That’s not writer speculation or educated guessing, either. That’s coming straight from the mouth of the shot-callers. During every day of the NFL draft, following his post-draft press conferences, Cowboys owner/general manager Jerry Jones spoke briefly with the media, and three days in a row he referenced the Patriots specifically.
“They’re a good role model for us,” Jones said Thursday night. “They’ve got a quarterback in Brady, they’ve done a good job of having an offensive football team and they’ve given up a little bit on their defense – they want to score points.”
It certainly sounds familiar. The Cowboys, like New England, feature an aging quarterback who they’re committed to long term, the goal seeming to be to run as much as possible through Tony Romo. Jones spoke at length both Thursday and Friday night about how buying Romo time was his most critical issue.
“From the word go, every time [Romo] looks at it, he goes ‘A half second. Just a half second would be the greatest difference you’ve ever seen,’” Jones said.
With that extra half second hopefully secured by the pickup of Travis Frederick, Jones made his next-highest priority a Patriots hallmark as well with the selection of a pass-catching dynamo at tight end. Only time will tell if Gavin Escobar can even sniff the production of Rob Gronkowski or Aaron Hernandez alongside Jason Witten.
But the intention is crystal clear.
“We welcome the opportunity to add a real tight end – with New England-type emphasis there. And can this quarterback have both of them? He sure can,” Jones said.
Unsurprisingly, that emulation carried into the later rounds of the draft on Saturday afternoon. New England has long used a platoon of running backs, rather than one featured ball carrier. The Patriots have only had two 1,000-yard rushers since their 2004 Super Bowl season. One of those, BenJarvus Green-Ellis, barely topped the mark at 1,008. Stevan Ridley was their first back to have a truly prolific season behind Tom Brady when he ripped off 1,200 yards in 2012.

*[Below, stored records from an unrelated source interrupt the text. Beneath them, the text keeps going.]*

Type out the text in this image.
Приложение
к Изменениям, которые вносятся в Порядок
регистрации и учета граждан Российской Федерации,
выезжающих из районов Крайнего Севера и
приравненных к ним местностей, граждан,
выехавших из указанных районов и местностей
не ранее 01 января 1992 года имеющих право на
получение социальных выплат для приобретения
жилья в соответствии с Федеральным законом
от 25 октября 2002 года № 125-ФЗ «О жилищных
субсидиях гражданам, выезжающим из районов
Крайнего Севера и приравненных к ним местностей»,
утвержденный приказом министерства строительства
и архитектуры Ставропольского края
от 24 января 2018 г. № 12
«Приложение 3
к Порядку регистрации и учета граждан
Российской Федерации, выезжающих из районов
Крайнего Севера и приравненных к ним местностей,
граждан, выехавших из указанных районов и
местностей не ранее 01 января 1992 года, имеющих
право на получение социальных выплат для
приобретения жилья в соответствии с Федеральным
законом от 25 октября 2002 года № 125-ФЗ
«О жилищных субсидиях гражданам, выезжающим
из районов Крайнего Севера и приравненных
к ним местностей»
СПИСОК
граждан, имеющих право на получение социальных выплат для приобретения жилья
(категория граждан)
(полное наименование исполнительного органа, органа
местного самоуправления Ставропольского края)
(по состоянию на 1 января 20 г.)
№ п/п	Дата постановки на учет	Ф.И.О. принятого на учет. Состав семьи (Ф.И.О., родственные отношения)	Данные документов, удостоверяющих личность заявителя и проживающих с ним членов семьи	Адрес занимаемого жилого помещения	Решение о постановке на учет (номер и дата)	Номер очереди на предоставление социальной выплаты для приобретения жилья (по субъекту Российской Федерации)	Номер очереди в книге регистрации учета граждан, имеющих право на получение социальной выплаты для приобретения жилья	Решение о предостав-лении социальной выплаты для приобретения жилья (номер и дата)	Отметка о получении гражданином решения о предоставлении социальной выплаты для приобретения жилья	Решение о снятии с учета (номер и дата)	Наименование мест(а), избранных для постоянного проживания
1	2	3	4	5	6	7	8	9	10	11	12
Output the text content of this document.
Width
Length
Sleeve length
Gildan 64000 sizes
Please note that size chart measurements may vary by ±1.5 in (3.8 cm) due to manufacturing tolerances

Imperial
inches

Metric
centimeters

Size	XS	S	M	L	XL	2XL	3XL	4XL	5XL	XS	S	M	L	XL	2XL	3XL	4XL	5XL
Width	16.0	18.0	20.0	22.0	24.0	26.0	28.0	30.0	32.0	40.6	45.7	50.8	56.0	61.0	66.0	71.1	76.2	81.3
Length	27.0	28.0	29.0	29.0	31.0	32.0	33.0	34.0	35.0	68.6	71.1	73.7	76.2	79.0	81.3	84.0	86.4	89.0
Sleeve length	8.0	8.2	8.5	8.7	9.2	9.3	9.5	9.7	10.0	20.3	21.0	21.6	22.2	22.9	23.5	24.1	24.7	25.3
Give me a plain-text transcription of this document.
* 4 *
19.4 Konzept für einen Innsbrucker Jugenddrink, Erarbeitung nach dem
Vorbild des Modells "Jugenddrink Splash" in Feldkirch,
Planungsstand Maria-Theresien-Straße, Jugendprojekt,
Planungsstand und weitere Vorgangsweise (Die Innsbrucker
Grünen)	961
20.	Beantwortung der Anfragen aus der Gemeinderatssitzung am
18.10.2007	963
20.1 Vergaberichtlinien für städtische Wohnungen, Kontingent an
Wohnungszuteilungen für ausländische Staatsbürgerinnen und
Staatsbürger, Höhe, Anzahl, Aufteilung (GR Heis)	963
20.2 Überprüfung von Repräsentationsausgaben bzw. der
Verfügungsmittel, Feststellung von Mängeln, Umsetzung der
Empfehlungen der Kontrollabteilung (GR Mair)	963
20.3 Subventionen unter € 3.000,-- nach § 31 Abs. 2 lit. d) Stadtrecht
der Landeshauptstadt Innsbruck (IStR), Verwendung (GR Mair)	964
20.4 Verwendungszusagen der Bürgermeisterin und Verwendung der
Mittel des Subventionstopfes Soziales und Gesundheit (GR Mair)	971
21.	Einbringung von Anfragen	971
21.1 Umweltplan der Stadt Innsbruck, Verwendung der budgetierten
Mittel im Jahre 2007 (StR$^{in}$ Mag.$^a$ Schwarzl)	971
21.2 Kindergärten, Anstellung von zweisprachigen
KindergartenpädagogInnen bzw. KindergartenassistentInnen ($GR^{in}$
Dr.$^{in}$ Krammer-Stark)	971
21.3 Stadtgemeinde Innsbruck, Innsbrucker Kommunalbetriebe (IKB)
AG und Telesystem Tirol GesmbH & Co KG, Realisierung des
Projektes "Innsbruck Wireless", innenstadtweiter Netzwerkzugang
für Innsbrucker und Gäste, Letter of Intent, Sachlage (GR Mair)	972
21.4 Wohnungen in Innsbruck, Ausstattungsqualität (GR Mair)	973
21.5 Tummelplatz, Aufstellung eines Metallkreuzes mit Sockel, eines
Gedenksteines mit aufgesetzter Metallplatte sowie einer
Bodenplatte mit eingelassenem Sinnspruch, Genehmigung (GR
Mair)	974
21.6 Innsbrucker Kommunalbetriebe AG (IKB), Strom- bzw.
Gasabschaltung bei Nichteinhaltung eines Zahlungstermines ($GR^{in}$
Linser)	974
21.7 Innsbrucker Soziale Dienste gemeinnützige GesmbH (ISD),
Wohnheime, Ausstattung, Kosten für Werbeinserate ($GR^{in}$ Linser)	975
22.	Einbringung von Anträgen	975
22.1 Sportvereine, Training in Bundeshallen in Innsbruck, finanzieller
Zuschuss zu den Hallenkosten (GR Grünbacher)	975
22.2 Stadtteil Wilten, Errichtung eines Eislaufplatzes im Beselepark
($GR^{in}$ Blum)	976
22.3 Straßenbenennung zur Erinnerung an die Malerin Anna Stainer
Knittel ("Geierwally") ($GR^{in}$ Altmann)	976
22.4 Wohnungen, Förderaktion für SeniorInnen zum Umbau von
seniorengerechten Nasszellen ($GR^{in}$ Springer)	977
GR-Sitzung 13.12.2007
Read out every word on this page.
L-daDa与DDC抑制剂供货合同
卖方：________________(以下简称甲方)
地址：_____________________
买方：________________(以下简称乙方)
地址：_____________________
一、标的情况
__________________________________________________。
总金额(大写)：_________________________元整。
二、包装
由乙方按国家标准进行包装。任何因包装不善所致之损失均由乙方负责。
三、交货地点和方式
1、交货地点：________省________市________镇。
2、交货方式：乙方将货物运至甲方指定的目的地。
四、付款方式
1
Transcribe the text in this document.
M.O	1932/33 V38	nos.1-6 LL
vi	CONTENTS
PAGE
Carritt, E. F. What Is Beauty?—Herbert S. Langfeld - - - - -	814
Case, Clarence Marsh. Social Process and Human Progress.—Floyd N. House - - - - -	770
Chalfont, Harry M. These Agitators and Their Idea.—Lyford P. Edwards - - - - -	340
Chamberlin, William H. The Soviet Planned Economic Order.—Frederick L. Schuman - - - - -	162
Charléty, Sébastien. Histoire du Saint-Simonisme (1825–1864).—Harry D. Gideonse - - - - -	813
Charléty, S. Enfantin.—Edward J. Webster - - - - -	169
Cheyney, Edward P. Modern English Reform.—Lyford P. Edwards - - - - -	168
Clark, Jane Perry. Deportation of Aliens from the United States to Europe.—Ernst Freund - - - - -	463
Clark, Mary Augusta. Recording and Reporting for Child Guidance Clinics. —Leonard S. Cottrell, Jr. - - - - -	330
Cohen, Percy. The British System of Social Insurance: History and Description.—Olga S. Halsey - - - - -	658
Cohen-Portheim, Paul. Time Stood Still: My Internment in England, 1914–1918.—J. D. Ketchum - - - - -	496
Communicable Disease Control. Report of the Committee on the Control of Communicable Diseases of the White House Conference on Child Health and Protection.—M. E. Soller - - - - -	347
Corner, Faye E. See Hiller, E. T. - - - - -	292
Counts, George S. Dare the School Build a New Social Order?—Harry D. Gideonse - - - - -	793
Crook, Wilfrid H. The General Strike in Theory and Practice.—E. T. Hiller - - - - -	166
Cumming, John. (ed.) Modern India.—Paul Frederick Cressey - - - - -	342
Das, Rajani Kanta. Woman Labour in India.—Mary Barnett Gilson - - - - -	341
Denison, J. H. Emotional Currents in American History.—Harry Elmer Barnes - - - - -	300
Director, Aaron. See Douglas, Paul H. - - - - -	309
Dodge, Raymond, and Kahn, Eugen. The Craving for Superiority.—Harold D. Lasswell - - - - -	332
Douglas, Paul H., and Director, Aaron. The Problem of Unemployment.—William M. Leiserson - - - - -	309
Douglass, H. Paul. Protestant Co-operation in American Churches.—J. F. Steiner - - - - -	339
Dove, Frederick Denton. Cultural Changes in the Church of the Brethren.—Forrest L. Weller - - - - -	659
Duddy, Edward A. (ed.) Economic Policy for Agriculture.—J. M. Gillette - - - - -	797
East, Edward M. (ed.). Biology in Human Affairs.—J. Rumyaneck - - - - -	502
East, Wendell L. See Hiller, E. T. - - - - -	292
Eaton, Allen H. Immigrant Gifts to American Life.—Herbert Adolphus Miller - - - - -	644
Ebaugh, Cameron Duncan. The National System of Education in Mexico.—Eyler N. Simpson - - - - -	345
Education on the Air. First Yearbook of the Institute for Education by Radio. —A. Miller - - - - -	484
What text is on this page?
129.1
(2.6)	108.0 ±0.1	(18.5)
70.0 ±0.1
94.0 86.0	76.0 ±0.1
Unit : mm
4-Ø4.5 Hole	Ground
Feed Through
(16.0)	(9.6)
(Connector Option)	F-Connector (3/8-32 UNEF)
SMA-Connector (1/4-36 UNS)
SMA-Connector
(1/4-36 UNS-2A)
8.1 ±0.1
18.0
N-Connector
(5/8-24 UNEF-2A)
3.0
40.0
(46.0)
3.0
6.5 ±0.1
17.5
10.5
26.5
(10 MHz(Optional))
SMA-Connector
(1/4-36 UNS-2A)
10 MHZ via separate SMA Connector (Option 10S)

“They’ve been three wide receiver teams in the past; they’ve been a couple of tight end teams in recent years when they’ve gotten these guy,” said Cowboys coach Jason Garrett. “They do a great job playing to the strengths of their personnel.”
If their selection of Joseph Randle in the fifth round Saturday pans out, look for the Cowboys to try a similar platoon system with Randle and DeMarco Murray, with Lance Dunbar used as an occasional change of pace.
“Somebody asked the starter question early. You can make a big case in this day and time that your second running back is going to take snaps and be a part of your coaching strategy,” Jones said of Randle. “There aren’t 11 starters on offense – there’s 14, or there’s 15, or there’s 13. When we say ‘starter,’ we really could envision him coming in and having that many plays a game.”
So, four of seven draft picks were spent to help create offensive firepower. With any luck, it could be enough to push Dallas’ sixth-ranked offense up toward New England at No. 1. The three defensive picks in this draft? A safety, a cornerback and a linebacker-safety tweener. All three picks should hopefully help bolster the Cowboys’ awful turnover margin of -13 – something the 25 Patriots used to mitigate a mediocre defense.
“You can’t get it all, so you want to tailor to what you do best,” Jones said.
The blueprint seems pretty obvious. Whether it works that way is yet to be determined.
“They’re a team, like a lot of teams around the league, that we’ll study in the offseason,” Garrett said of the Patriots. “We’ll watch what they do and see what the trends are. They typically do the trends better than most, so they’re a good example for us.”